In dem interessanten Vorwort „Von Gemüsebeeten, Ziegen und Einmachgläsern“ erzählt uns die sympathische Autorin über ihren Weg ins einfache Leben und verrät uns, dass viele verschiedene Wege zur Selbstversorgung führen können. Die Umsetzung ist eigentlich gar nicht so schwer, denn hat man für sich erst einmal die eigenen Ziele gesteckt und die persönlichen Möglichkeiten ausgelotet, sollte man sich einfach mutig auf das Abenteuer Selbstversorgung einlassen und durchstarten. Nicht Perfektionismus ist hier angesagt, sondern das Auswählen des geeigneten Lieblingswegs, um die seine individuellen Vorstellungen umzusetzen.
Letztlich geht es nicht nur darum „sich selbst zu versorgen, es beutet vor allem: sich selbst und das Leben neu zu entdecken und einen neuen Bezug zur Natur zu erlangen.“
Mit dieser tollen, hochmotivierenden Einführung gelingt es Marie Diederich hervorragend, uns gewissermaßen an die Hand zu nehmen und uns aufzuzeigen, wie ein Leben als Selbstversorger für „Neulinge“ aussehen könnte.
Wie dann aber die eigene bunte Selbstversorger*innen-Welt aussieht - ob man sich in kleinen Schritten an den eigenen Gemüseanbau herantastet oder gleich zum ultimativen Selbstversorger wird – das sollte jeder je nach Zeitbudget und verfügbarer Fläche selbst entscheiden.
Dieses umfangreiche und hochinformative Buch macht einfach riesige Lust darauf, Selbstversorgung für sich zu entdecken. Dank des lebendigen, humorvollen Schreibstils kann man es kaum noch aus der Hand legen und möchte am liebsten gleich loslegen.
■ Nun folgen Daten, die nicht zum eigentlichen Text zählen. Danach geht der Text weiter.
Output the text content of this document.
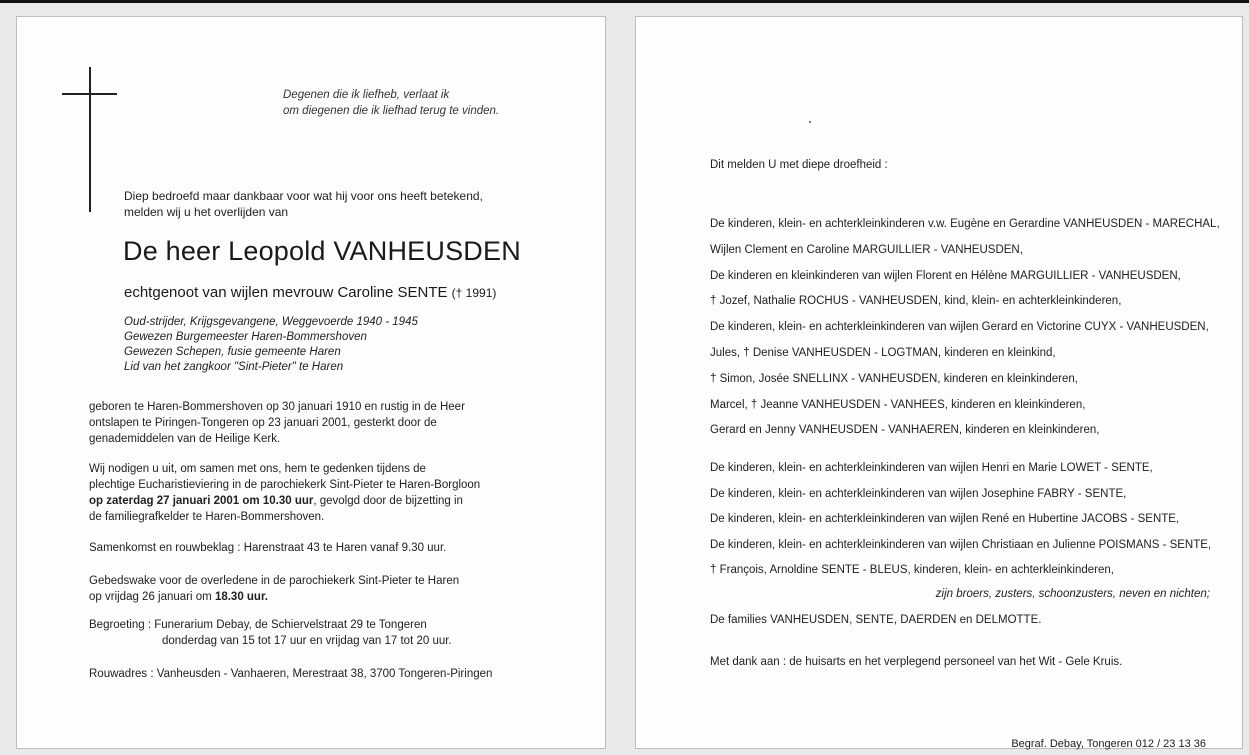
Degenen die ik liefheb, verlaat ik
om diegenen die ik liefhad terug te vinden.
Diep bedroefd maar dankbaar voor wat hij voor ons heeft betekend,
melden wij u het overlijden van
De heer Leopold VANHEUSDEN
echtgenoot van wijlen mevrouw Caroline SENTE († 1991)
Oud-strijder, Krijgsgevangene, Weggevoerde 1940 - 1945
Gewezen Burgemeester Haren-Bommershoven
Gewezen Schepen, fusie gemeente Haren
Lid van het zangkoor "Sint-Pieter" te Haren
geboren te Haren-Bommershoven op 30 januari 1910 en rustig in de Heer
ontslapen te Piringen-Tongeren op 23 januari 2001, gesterkt door de
genademiddelen van de Heilige Kerk.
Wij nodigen u uit, om samen met ons, hem te gedenken tijdens de
plechtige Eucharistieviering in de parochiekerk Sint-Pieter te Haren-Borgloon
op zaterdag 27 januari 2001 om 10.30 uur, gevolgd door de bijzetting in
de familiegrafkelder te Haren-Bommershoven.
Samenkomst en rouwbeklag : Harenstraat 43 te Haren vanaf 9.30 uur.
Gebedswake voor de overledene in de parochiekerk Sint-Pieter te Haren
op vrijdag 26 januari om 18.30 uur.
Begroeting : Funerarium Debay, de Schiervelstraat 29 te Tongeren
donderdag van 15 tot 17 uur en vrijdag van 17 tot 20 uur.
Rouwadres : Vanheusden - Vanhaeren, Merestraat 38, 3700 Tongeren-Piringen
Dit melden U met diepe droefheid :
De kinderen, klein- en achterkleinkinderen v.w. Eugène en Gerardine VANHEUSDEN - MARECHAL,
Wijlen Clement en Caroline MARGUILLIER - VANHEUSDEN,
De kinderen en kleinkinderen van wijlen Florent en Hélène MARGUILLIER - VANHEUSDEN,
† Jozef, Nathalie ROCHUS - VANHEUSDEN, kind, klein- en achterkleinkinderen,
De kinderen, klein- en achterkleinkinderen van wijlen Gerard en Victorine CUYX - VANHEUSDEN,
Jules, † Denise VANHEUSDEN - LOGTMAN, kinderen en kleinkind,
† Simon, Josée SNELLINX - VANHEUSDEN, kinderen en kleinkinderen,
Marcel, † Jeanne VANHEUSDEN - VANHEES, kinderen en kleinkinderen,
Gerard en Jenny VANHEUSDEN - VANHAEREN, kinderen en kleinkinderen,
De kinderen, klein- en achterkleinkinderen van wijlen Henri en Marie LOWET - SENTE,
De kinderen, klein- en achterkleinkinderen van wijlen Josephine FABRY - SENTE,
De kinderen, klein- en achterkleinkinderen van wijlen René en Hubertine JACOBS - SENTE,
De kinderen, klein- en achterkleinkinderen van wijlen Christiaan en Julienne POISMANS - SENTE,
† François, Arnoldine SENTE - BLEUS, kinderen, klein- en achterkleinkinderen,
zijn broers, zusters, schoonzusters, neven en nichten;
De families VANHEUSDEN, SENTE, DAERDEN en DELMOTTE.
Met dank aan : de huisarts en het verplegend personeel van het Wit - Gele Kruis.
Begraf. Debay, Tongeren 012 / 23 13 36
Sehr anschaulich und mit viel Enthusiasmus erzählt uns die sympathische Autorin auch immer wieder über ihre eigenen Erfahrungen und lässt uns an ihrem spannenden Selbstversorger-Leben teilhaben.
Das ausführliche Inhaltsverzeichnis gibt einen guten Überblick über die vielen behandelten Themengebiete wie zum Beispiel Anlage des Gemüsegartens, Voranzucht der Jungpflanzen und Samenvermehrung, Kompost und Mulchen, aber auch Tierhaltung und natürlich die Verwertung und Lagerung der Ernte.
In den einzelnen Kapiteln führt uns Marie Diederich detailliert an jedes Thema heran. Ob nun zum Thema Gemüseanbau, Backen von eigenem ofenfrischen Knusperbrot, Einmachen und Fermentieren von Pflaumen und Gurken oder Einkochen von Marmelade aus selbst geerntetem Obst für die Vorratsregale oder sogar die eigene Tierhaltung (falls man Lust auf emsige Bienen, gackernde Hühnern, freche Ziegen oder kuschelige Schafe hat!) – zu allem finden sich viele tolle Anregungen, nützliche Hinweise für ein erfolgreiches Gärtnern und interessantes Praxiswissen rund um die Selbstversorgung.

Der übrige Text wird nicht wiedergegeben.